直到四周安静下来,她才看向那人,缓缓地问:“你是谁?”
“我是谁并不重要,郑小姐只要知道,我对你没有恶意。”
他一出现就揭开了自己的真实身世,让自己陷入被丢弃的孤立境地,却说对自己没有恶意,郑纯还真不敢相信。
可那人又说:“郑小姐难道不觉得奇怪,你的真实身世都曝光了,为什么郑氏夫妇却没有再用孩子的事威胁你,反而就这么走了呢?”
郑纯惊得倒吸一口冷气。
他不但知道那件事,还能把郑士渊夫妇拿捏得死死的,到底什么来头?
对方却只对她友善地微笑,告诉她:“郑小姐放心,郑氏夫妇不会把孩子的事往外说,你的身世他们也不会说,但接下来的路,就要郑小姐自己走了。”
“什么意思?”
“郑小姐需要在一年时间里跟顾家大少重归于好,否则的话……你担心的事,都会发生。”
郑纯:???
她差点怀疑自己听错了。
让自己跟顾十殊旧情复燃?疯了吗?
她跟顾十殊从小就认识,称得上是一起长大的青梅竹马。
顾十殊是什么样的臭脾气,难道她不知道吗?
让她凑上去跟顾十殊和好,还不如让她死了干脆。
“我做不到。”
“郑小姐试都还没试,怎么就做不到了呢?”
“我有自知之明,你提的这个要求,我真的做不到。”
“那就很遗憾了。”对方轻叹一声,然后拿出手机,点开相册,给郑纯看了一张照片。
宋亚亚跟孩子都在对方手上!
郑纯瞬间像是被人扼住了喉咙一样,呼吸都要凝滞。
“郑小姐,记住,一年为期。”
……
裴音音找到郑纯的时候,郑纯像个没有灵魂的木偶娃娃一样,又呆又傻。
她把人带回家,郑纯也就发着呆坐在沙发上,一句话也不说。
郑家没有把她的身世往外说,裴音音自然不知道她经历了什么,只一个劲地问她是不是身体上哪里不舒服。

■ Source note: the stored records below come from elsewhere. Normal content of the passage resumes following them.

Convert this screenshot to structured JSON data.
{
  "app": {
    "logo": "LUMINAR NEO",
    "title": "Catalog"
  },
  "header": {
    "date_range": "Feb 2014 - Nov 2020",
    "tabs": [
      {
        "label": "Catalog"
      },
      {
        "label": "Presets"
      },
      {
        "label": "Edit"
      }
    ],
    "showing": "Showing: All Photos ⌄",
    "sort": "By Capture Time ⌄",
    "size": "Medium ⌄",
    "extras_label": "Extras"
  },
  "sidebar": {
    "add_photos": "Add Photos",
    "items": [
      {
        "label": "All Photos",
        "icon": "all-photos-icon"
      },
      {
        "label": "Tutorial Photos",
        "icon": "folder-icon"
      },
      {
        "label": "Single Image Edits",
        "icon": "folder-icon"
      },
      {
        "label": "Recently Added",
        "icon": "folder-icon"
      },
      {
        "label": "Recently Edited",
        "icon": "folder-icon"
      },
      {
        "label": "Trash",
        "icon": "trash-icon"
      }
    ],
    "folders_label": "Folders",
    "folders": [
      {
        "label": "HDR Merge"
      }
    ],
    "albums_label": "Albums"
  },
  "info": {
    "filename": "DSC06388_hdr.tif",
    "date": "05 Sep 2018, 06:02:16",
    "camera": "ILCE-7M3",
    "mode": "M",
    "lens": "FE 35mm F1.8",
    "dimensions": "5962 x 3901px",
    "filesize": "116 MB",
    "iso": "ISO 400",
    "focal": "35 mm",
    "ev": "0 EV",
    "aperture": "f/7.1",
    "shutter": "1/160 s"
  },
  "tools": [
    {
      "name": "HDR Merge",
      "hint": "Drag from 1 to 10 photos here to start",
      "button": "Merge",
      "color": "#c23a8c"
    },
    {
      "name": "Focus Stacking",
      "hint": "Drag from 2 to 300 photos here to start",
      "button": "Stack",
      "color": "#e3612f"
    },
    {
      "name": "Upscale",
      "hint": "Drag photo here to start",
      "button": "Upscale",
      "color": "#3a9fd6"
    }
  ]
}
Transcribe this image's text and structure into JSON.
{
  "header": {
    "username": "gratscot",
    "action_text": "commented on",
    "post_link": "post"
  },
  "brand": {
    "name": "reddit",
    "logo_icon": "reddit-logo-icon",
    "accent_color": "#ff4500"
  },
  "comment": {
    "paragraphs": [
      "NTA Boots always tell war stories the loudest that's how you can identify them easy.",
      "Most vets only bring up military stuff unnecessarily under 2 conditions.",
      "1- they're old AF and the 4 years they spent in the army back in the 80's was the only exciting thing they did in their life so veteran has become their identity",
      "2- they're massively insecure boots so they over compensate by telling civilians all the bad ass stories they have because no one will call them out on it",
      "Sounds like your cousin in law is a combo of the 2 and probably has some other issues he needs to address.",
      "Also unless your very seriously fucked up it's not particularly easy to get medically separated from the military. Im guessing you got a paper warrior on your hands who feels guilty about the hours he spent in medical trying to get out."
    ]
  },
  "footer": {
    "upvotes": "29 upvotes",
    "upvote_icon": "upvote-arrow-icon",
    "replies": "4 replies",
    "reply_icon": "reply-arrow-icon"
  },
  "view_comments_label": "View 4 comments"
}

大概过了半个小时,郑纯回过神来了,但也没有说话,而是先进浴室洗了个澡。
裴音音一脸懵逼。
又过了半个小时,郑纯从浴室出来,看样子像是涅槃过似的。
裴音音等得太久了,没了之前的焦急,干脆就不问了,等她自己说。
郑纯擦着半干的头发,慢悠悠地来了句:“你给我说说顾十殊那些女朋友吧。”
裴音音眉头拧成了麻花:“啥玩意儿?我担心了一个小时,你就跟我说这个?”
“我要先知道他现在喜欢哪一款的,才好下手嘛。”郑纯尽量用最平常的语气往外扔炸弹。
果然,裴音音被炸得直接跳了起来。
“什么鬼?郑纯你疯了是不是?你要下什么手?跟顾十殊和好???”
刚才在洗澡的时候,郑纯就猜到,好友如果知道自己要做的事,肯定会是这个反应。
但她能怎么办?
没钱没势,就连不怎么待见她的郑家也跟她没了关系,除了遵守别人制定的游戏规则,她别无选择。
她歪头笑笑,一脸的天真无邪:“不管怎么说,顾十殊也是京市最有钱的男人。”
裴音音:“……傻逼!”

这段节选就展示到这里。